How to use two data frames to run a linear regression with a for loop

Question

I am trying to conduct a simple linear regression analysis using a data frame with 4 columns (all of which are dependent variables) and a dataframe having 194 rows and 212 columns. I have 5 other data frames to use as dependent variable for the same analysis

I have achieved the desired results but I need to scale this out, I have tried to add in an extra for loop (for the columns of the dependent variable) but i would also need to simultaneously create more empty lists.

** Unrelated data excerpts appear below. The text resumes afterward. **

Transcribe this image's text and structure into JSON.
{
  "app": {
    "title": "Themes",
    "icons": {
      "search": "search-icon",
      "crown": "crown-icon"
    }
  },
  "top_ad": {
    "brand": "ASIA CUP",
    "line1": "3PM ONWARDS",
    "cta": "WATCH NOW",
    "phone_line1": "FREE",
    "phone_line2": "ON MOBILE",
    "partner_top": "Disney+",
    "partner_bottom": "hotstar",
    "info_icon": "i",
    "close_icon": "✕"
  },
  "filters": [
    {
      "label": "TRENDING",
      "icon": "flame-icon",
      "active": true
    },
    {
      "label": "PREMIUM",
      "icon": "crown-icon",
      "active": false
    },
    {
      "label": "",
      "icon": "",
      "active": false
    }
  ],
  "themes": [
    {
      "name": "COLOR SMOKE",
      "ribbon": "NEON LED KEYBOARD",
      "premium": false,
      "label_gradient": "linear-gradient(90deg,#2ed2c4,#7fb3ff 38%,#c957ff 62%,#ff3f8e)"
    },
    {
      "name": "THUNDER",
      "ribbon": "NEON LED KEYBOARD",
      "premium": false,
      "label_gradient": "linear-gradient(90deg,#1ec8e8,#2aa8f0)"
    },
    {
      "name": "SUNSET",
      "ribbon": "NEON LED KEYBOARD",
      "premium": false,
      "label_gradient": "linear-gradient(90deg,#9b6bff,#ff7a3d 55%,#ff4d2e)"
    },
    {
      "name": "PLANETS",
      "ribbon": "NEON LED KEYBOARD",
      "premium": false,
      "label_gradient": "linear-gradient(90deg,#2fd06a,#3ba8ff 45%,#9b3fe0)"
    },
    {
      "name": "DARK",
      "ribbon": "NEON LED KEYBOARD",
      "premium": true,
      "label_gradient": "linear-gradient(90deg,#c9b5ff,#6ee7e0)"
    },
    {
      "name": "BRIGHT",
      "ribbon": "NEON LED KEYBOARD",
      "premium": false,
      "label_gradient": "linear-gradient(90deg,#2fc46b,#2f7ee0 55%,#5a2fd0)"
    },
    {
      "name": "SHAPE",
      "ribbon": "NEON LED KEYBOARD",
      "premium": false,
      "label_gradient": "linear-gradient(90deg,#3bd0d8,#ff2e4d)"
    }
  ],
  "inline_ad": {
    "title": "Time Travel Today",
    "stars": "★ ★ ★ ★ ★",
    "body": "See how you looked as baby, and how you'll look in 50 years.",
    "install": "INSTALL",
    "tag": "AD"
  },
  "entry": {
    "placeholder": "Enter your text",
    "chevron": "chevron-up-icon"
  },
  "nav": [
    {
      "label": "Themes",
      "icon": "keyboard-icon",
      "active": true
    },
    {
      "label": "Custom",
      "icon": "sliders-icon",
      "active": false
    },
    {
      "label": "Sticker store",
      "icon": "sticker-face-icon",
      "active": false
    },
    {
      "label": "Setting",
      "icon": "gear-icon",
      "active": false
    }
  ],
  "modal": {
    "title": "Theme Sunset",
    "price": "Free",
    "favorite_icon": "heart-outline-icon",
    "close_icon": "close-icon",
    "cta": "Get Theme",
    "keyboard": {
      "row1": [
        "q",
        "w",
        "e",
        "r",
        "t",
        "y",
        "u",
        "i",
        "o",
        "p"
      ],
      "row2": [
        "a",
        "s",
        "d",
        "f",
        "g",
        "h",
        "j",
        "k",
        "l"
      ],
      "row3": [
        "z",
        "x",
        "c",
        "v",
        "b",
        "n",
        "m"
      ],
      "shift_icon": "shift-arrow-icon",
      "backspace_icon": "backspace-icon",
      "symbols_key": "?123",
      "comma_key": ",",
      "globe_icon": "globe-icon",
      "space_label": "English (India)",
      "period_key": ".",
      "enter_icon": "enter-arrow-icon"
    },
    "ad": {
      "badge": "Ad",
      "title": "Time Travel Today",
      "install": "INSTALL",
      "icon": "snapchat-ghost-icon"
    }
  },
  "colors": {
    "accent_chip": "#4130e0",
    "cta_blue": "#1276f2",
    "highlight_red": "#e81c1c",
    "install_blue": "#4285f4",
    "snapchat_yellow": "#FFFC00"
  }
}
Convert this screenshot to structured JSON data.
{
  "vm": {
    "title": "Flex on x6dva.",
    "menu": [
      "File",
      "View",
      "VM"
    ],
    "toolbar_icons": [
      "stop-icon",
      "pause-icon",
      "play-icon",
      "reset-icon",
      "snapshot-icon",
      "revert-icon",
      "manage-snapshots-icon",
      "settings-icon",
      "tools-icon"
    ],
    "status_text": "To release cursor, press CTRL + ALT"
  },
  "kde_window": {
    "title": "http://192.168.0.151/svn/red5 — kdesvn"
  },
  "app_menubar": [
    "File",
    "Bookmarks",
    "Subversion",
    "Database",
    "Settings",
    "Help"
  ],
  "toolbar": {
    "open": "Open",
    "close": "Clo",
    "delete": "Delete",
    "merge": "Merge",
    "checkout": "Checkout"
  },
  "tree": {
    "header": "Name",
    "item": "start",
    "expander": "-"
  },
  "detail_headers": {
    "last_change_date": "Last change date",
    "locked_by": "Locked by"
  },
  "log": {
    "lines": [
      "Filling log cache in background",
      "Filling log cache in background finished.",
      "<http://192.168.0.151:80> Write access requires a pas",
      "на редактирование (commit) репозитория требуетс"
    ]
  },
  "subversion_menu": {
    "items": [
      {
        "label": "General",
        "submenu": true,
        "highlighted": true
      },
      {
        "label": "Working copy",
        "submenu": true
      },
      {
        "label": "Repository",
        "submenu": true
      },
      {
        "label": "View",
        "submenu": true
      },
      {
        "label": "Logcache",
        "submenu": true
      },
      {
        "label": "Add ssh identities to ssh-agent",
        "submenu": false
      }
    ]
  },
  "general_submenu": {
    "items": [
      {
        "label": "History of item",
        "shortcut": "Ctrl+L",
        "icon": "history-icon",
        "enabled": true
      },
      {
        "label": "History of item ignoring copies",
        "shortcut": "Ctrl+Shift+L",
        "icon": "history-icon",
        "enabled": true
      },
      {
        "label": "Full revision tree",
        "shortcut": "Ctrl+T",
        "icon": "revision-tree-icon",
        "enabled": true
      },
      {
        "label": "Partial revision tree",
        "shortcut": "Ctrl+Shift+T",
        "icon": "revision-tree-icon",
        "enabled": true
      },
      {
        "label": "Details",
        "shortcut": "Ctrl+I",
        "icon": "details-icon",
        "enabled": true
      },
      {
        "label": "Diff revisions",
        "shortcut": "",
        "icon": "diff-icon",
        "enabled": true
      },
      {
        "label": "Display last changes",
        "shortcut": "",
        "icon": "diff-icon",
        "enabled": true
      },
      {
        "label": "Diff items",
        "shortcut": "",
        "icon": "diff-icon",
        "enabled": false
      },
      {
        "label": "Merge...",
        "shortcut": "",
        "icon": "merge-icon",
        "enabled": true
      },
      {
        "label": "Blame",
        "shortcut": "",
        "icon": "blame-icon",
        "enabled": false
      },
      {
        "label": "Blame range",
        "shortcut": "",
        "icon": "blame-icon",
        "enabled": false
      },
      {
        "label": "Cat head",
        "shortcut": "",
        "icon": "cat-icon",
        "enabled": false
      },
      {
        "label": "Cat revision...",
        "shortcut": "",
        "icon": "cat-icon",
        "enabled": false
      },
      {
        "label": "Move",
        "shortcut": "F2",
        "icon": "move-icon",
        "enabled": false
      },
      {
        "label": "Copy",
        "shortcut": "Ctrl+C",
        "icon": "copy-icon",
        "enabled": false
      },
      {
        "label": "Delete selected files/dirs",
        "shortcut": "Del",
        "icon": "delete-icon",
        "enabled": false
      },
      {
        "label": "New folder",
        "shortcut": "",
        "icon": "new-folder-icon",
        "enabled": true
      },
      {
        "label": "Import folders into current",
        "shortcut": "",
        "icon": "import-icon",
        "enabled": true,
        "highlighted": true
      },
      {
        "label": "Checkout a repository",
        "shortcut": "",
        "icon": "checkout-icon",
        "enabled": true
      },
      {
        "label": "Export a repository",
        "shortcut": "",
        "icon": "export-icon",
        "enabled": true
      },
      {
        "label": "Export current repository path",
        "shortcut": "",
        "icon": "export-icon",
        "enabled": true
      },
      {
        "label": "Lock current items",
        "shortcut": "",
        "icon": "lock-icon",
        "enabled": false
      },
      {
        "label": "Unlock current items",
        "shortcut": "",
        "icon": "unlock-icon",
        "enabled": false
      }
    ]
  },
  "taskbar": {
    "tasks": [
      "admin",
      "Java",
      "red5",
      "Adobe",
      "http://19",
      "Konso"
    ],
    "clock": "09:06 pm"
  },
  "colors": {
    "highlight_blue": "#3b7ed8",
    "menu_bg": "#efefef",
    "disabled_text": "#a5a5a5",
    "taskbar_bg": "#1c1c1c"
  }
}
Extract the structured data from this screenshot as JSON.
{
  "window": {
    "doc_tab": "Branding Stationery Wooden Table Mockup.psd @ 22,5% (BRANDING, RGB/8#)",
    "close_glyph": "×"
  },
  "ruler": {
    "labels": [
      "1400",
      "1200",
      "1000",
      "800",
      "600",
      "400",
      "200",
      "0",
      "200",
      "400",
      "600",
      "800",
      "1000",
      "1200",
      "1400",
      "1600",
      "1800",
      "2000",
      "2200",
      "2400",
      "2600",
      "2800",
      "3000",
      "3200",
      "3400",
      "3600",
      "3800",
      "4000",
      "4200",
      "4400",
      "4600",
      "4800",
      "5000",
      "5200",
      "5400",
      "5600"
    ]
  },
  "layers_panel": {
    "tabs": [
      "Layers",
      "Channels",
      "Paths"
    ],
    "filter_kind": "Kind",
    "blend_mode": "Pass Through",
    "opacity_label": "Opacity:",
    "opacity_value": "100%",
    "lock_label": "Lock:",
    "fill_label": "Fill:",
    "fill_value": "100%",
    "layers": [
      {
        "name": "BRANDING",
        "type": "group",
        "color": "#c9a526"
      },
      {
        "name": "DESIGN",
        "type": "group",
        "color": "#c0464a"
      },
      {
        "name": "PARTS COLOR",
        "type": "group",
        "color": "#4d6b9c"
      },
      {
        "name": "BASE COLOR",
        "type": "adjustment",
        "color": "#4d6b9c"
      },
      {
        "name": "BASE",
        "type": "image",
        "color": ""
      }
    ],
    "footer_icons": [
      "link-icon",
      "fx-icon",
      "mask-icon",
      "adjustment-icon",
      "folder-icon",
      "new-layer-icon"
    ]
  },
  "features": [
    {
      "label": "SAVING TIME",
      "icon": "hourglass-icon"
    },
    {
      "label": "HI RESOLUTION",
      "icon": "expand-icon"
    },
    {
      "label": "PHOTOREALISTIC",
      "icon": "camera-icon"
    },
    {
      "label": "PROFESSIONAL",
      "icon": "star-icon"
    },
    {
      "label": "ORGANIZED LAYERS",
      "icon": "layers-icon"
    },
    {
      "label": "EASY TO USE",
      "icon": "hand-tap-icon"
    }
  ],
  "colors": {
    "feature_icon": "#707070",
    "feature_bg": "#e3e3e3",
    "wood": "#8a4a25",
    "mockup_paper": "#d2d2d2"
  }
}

I would like to know how would I achieve this?

My current for-loop is:

y <- data.frame(Green_Class_Commercial[,-1])
x <- data.frame(lagvar[1:175,c(-1,-2)])
out <- data.frame(NULL)              # create object to keep results

for (i in 1:length(x)) {
  m <- summary(lm(y[,1] ~ x[,i]))    # run model
  out[i, 1] <- names(x)[i]           # print variable name
  out[i, 2] <- m$coefficients[1,1]   # intercept
  out[i, 3] <- m$coefficients[2,1]   # coefficient
  out[i, 4] <-m$coefficients[2,4]    # Pvalue
  out[i,5] <-m$r.squared             # R-squared
}
names(out) <- c("Variable", "Intercept", "Coefficient","P-val","R-square")
head(out)

Giving the output

> head(out)
               Variable Intercept   Coefficient     P-val     R-square
1                GDP.SC 0.2540527 -4.722220e-07 0.7032087 8.411229e-04
2               GDP.SC1 0.1148311  3.107631e-07 0.7959237 3.899366e-04
3               GDP.SC2 0.1609010  4.998762e-08 0.9673014 9.855831e-06
4               GDP.SC3 0.1353608  1.959274e-07 0.8746321 1.468544e-04
5               GDP.SC4 0.1439931  1.487237e-07 0.9064221 8.200597e-05
6 CivilianLaborForce.SC 0.2595231 -4.078450e-08 0.7716514 4.881398e-04
>

So Here is the Variables I want to run the regression

#The x Variable
structure(list(GDP.SC = c(154698, 154698, 154698, 154698, 154698, 
154698, 154698, 154698, 154698, 154698, 160138.4, 160138.4, 160138.4, 
160138.4, 160138.4, 160138.4, 160138.4, 160138.4, 160138.4, 160138.4
), GDP.SC1 = c(NA, 154698, 154698, 154698, 154698, 154698, 154698, 
154698, 154698, 154698, 154698, 160138.4, 160138.4, 160138.4, 
160138.4, 160138.4, 160138.4, 160138.4, 160138.4, 160138.4), 
    GDP.SC2 = c(NA, NA, 154698, 154698, 154698, 154698, 154698, 
    154698, 154698, 154698, 154698, 154698, 160138.4, 160138.4, 
    160138.4, 160138.4, 160138.4, 160138.4, 160138.4, 160138.4
    ), GDP.SC3 = c(NA, NA, NA, 154698, 154698, 154698, 154698, 
    154698, 154698, 154698, 154698, 154698, 154698, 160138.4, 
    160138.4, 160138.4, 160138.4, 160138.4, 160138.4, 160138.4
    ), GDP.SC4 = c(NA, NA, NA, NA, 154698, 154698, 154698, 154698, 
    154698, 154698, 154698, 154698, 154698, 154698, 160138.4, 
    160138.4, 160138.4, 160138.4, 160138.4, 160138.4)), row.names = c(NA, 
20L), class = "data.frame")

#The Y Variable
structure(list(X = 1:20, ComBus = c(0.83, 0, 0.23, 0.09, 0.1, 
0.11, 0.15, 0.18, 0.37, 0.19, 0, 0.18, 0.09, 0.1, 0.03, 0.5, 
0.14, 0.17, 0.11, 0.06), ComCon = c(NA, 0, 0, 0, 0, 0.5, 0, 0, 
NA, 0.67, 0, 0, 0, 0, 0.5, 0, 0, NA, 1, 0), ComNoo = c(0.25, 
0.14, 0.38, 0.17, 0.14, 0.33, 0.44, 0.05, 0.04, 0.1, 0.18, 0.06, 
0.23, 0.14, 0.5, 0.14, 0.5, 0, 0.14, 0.23), ComOO = c(0, 0, 0, 
0, 0, 0.33, 0, 0, 0, 0.18, 0.22, 0.15, 0, 0, 0.17, 0, 0, 0, 0, 
0)), row.names = c(NA, 20L), class = "data.frame")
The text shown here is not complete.